When I first started this blog back in 2008, I had no idea where it would take me. I had no idea how much time I would end up putting into this blog. Of course that was before I had two children and I had all the time in the world to do what I wanted when I wanted to. Now I’m in a completely different life situation. My only “me” time usually comes after the kids have gone down for the evening. I find myself having to decide if I want to read or watch TV. The blog never even crosses my mind. And I’m ashamed to admit how often TV wins out over reading.

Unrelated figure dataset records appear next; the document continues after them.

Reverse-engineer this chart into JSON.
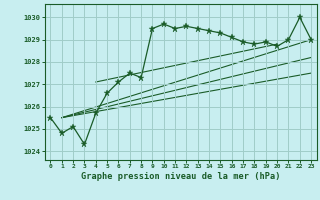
{
  "title": "Graphe pression niveau de la mer (hPa)",
  "bg_color": "#c8eef0",
  "grid_color": "#a0ccc8",
  "line_color": "#1a5c28",
  "x_labels": [
    "0",
    "1",
    "2",
    "3",
    "4",
    "5",
    "6",
    "7",
    "8",
    "9",
    "10",
    "11",
    "12",
    "13",
    "14",
    "15",
    "16",
    "17",
    "18",
    "19",
    "20",
    "21",
    "22",
    "23"
  ],
  "y_values": [
    1025.5,
    1024.8,
    1025.1,
    1024.3,
    1025.7,
    1026.6,
    1027.1,
    1027.5,
    1027.3,
    1029.5,
    1029.7,
    1029.5,
    1029.6,
    1029.5,
    1029.4,
    1029.3,
    1029.1,
    1028.9,
    1028.8,
    1028.9,
    1028.7,
    1029.0,
    1030.0,
    1029.0
  ],
  "trend_lines": [
    {
      "x": [
        1,
        23
      ],
      "y": [
        1025.5,
        1029.0
      ]
    },
    {
      "x": [
        1,
        23
      ],
      "y": [
        1025.5,
        1027.5
      ]
    },
    {
      "x": [
        1,
        23
      ],
      "y": [
        1025.5,
        1028.2
      ]
    },
    {
      "x": [
        4,
        20
      ],
      "y": [
        1027.1,
        1028.8
      ]
    }
  ],
  "yticks": [
    1024,
    1025,
    1026,
    1027,
    1028,
    1029,
    1030
  ],
  "ylim": [
    1023.6,
    1030.6
  ],
  "xlim": [
    -0.5,
    23.5
  ]
}
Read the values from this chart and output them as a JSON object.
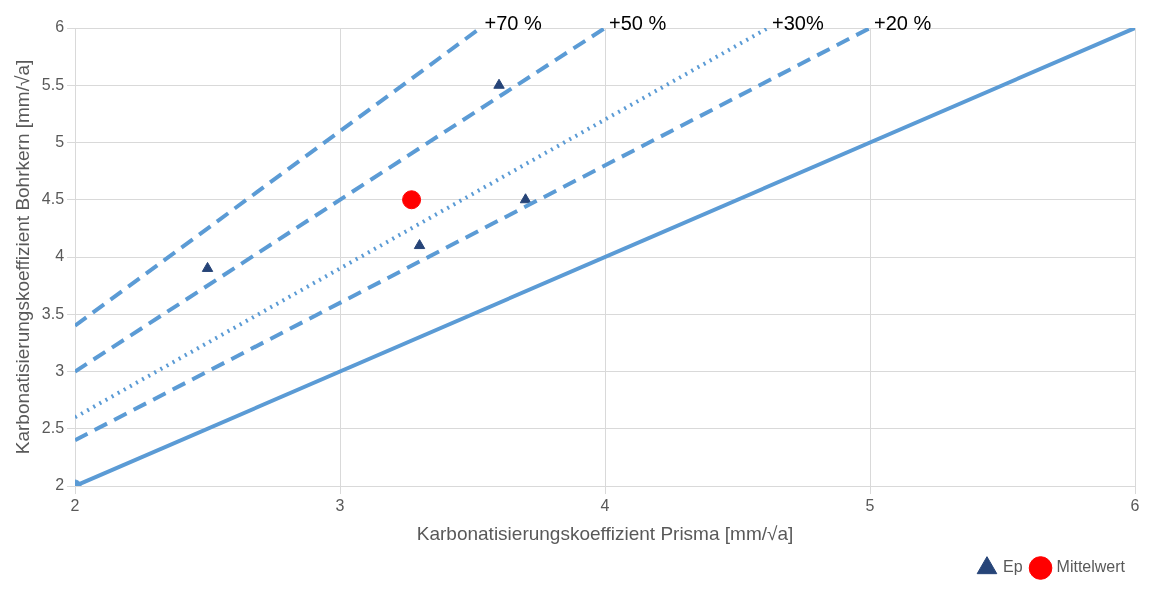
{
  "chart_data": {
    "type": "line",
    "xlabel": "Karbonatisierungskoeffizient Prisma [mm/√a]",
    "ylabel": "Karbonatisierungskoeffizient Bohrkern [mm/√a]",
    "series": [
      {
        "color": "#5b9bd5",
        "x": [
          2,
          6
        ],
        "values": [
          2,
          6
        ],
        "line_style": "solid",
        "marker": "none"
      },
      {
        "color": "#5b9bd5",
        "x": [
          2,
          5
        ],
        "values": [
          2.4,
          6
        ],
        "line_style": "dashed",
        "marker": "none"
      },
      {
        "color": "#5b9bd5",
        "x": [
          2,
          4.615
        ],
        "values": [
          2.6,
          6
        ],
        "line_style": "dotted",
        "marker": "none"
      },
      {
        "color": "#5b9bd5",
        "x": [
          2,
          4
        ],
        "values": [
          3,
          6
        ],
        "line_style": "dashed",
        "marker": "none"
      },
      {
        "color": "#5b9bd5",
        "x": [
          2,
          3.53
        ],
        "values": [
          3.4,
          6
        ],
        "line_style": "dashed",
        "marker": "none"
      },
      {
        "type": "scatter",
        "color": "#5b9bd5",
        "x": [
          2
        ],
        "values": [
          2
        ],
        "marker": "circle"
      },
      {
        "type": "scatter",
        "name": "Ep",
        "color": "#264478",
        "x": [
          2.5,
          3.3,
          3.6,
          3.7
        ],
        "values": [
          3.9,
          4.1,
          5.5,
          4.5
        ],
        "marker": "triangle"
      },
      {
        "type": "scatter",
        "name": "Mittelwert",
        "color": "#ff0000",
        "x": [
          3.27
        ],
        "values": [
          4.5
        ],
        "marker": "circle"
      }
    ],
    "annotations": [
      {
        "text": "+70 %",
        "x": 3.53,
        "y": 6
      },
      {
        "text": "+50 %",
        "x": 4,
        "y": 6
      },
      {
        "text": "+30%",
        "x": 4.615,
        "y": 6
      },
      {
        "text": "+20 %",
        "x": 5,
        "y": 6
      }
    ],
    "xlim": [
      2,
      6
    ],
    "xticks": [
      2,
      3,
      4,
      5,
      6
    ],
    "ylim": [
      2,
      6
    ],
    "yticks": [
      2,
      2.5,
      3,
      3.5,
      4,
      4.5,
      5,
      5.5,
      6
    ],
    "grid": true,
    "legend": "bottom right"
  }
}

I knew things were not looking good for the state of my blog when I started getting serious about keeping a book journal on paper rather than turning on the computer to blog my thoughts. Every time I would sit down to write a book review I realized that my words were empty; they were generic from the previous review. I mean how many ways can I gush about a book? It feels so repetitive to me.
I thought maybe I would “rebrand” myself, incorporate more personal stuff to fill in the gaps that my lack of reading was leaving. But I couldn’t even make myself do that. I’m a pretty private person, and my husband really hates me putting so much out there for the world to see, so sharing personal stuff has always been a challenge.
This is not an easy post for me to write. I think this is harder to write than my first post was. Because I don’t know what I’m wanting to do. I don’t know where I’m going. I don’t know what the future holds.
But I know that right now this blog is not a priority in my life. I feel a true disservice to my readers. I haven’t had any quality material in a very long time.
I suppose I’ll pop in from time to time when the mood strikes, but nothing regular anymore. And I’ll still be around on social media and I’ll still be reading other blogs. I’m not disappearing completely into outer space 🙂
Maybe someday my blogging mojo will return. Perhaps a few months “off” will jumpstart things back up for me … but for now I have to leave this with a “see ya later.”